Kemudian, KPK mengamankan Hakim Agung Sudrajad Dimyati dalam kasus dugaan suap dalam perkara di Mahkamah Agung (MA). Dalam pengembangan perkara ini, KPK menetapkan belasan orang lainnya. Di antaranya, ada dua hakim agung dan tiga hakim yustisial atau panitera pengganti di MA yang terjerat kasus dugaan suap.

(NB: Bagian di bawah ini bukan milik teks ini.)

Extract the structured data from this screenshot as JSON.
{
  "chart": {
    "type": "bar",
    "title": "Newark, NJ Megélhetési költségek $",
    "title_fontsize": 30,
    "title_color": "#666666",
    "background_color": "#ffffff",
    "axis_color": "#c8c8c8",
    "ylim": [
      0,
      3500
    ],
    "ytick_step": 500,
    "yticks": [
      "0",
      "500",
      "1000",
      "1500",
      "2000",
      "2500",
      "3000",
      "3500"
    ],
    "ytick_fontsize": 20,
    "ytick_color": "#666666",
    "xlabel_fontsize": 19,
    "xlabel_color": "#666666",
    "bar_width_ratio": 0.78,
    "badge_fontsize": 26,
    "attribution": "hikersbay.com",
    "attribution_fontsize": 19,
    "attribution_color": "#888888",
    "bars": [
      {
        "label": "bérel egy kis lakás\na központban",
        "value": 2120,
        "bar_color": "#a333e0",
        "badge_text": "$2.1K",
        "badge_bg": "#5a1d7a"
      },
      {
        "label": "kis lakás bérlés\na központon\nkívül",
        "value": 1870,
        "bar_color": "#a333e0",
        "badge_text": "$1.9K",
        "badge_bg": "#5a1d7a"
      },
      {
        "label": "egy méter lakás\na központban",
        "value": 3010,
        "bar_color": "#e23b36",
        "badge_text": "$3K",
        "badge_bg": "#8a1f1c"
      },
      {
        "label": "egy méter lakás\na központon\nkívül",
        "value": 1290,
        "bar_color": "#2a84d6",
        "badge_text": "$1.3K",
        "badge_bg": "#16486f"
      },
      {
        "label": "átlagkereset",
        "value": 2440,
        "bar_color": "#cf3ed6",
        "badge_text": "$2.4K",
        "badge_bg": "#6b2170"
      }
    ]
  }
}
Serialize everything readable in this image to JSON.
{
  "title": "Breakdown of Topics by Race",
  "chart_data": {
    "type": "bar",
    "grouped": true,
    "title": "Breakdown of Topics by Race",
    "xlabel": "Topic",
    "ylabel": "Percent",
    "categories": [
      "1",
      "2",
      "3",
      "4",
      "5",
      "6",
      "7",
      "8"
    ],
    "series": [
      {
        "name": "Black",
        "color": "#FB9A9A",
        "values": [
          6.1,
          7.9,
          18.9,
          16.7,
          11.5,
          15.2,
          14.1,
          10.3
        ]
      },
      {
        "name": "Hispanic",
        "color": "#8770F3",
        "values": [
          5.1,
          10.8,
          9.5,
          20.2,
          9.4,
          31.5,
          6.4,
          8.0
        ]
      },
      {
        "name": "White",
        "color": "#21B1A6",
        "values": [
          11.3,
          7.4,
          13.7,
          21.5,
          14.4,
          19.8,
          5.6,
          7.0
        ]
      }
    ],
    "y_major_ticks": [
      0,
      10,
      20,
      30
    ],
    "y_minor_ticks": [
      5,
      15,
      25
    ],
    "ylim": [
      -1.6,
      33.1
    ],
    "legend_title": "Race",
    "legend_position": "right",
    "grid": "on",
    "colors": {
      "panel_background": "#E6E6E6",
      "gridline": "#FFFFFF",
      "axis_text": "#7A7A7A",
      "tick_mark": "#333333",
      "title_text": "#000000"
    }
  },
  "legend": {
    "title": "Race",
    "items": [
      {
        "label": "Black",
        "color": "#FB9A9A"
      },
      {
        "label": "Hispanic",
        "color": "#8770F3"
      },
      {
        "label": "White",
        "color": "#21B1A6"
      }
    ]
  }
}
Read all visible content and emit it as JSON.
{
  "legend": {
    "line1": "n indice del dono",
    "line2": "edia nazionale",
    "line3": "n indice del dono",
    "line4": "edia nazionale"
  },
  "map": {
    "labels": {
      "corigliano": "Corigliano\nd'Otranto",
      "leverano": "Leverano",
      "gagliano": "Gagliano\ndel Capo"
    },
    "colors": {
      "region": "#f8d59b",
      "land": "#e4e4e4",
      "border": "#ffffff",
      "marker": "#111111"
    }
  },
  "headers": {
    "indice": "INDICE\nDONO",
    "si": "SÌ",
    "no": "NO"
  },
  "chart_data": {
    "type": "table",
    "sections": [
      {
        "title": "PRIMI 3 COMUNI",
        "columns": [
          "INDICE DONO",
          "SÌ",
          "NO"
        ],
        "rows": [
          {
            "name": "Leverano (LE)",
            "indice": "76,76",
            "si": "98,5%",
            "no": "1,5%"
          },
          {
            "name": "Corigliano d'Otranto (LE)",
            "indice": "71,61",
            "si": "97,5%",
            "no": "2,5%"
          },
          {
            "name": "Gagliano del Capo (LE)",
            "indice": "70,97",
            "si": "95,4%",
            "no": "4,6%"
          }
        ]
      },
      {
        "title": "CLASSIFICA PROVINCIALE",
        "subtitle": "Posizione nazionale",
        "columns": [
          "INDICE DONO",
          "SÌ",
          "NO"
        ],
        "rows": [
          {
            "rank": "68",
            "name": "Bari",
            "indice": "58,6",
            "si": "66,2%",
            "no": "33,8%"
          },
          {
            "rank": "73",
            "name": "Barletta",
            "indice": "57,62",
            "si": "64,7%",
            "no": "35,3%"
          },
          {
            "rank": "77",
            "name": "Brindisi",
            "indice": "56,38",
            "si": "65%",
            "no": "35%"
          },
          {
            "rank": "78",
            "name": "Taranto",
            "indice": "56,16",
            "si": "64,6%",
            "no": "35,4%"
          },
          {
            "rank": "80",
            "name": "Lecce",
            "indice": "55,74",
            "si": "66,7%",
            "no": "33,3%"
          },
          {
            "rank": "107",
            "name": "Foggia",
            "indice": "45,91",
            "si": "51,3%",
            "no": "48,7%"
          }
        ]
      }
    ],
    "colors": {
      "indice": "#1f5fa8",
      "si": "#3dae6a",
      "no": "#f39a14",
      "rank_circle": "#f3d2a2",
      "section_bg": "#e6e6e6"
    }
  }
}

Wakil Ketua KPK Johanis Tanak membenarkan pernyataan Luhut. Johanis menilai, dengan adanya digitalisasi pada berbagai sektor, maka tindak korupsi dapat dicegah lebih efektif. Sehingga diharapkan tidak ada lagi pihak yang terjaring OTT. Dia meminta agar pernyataan Luhut tidak disalahartikan.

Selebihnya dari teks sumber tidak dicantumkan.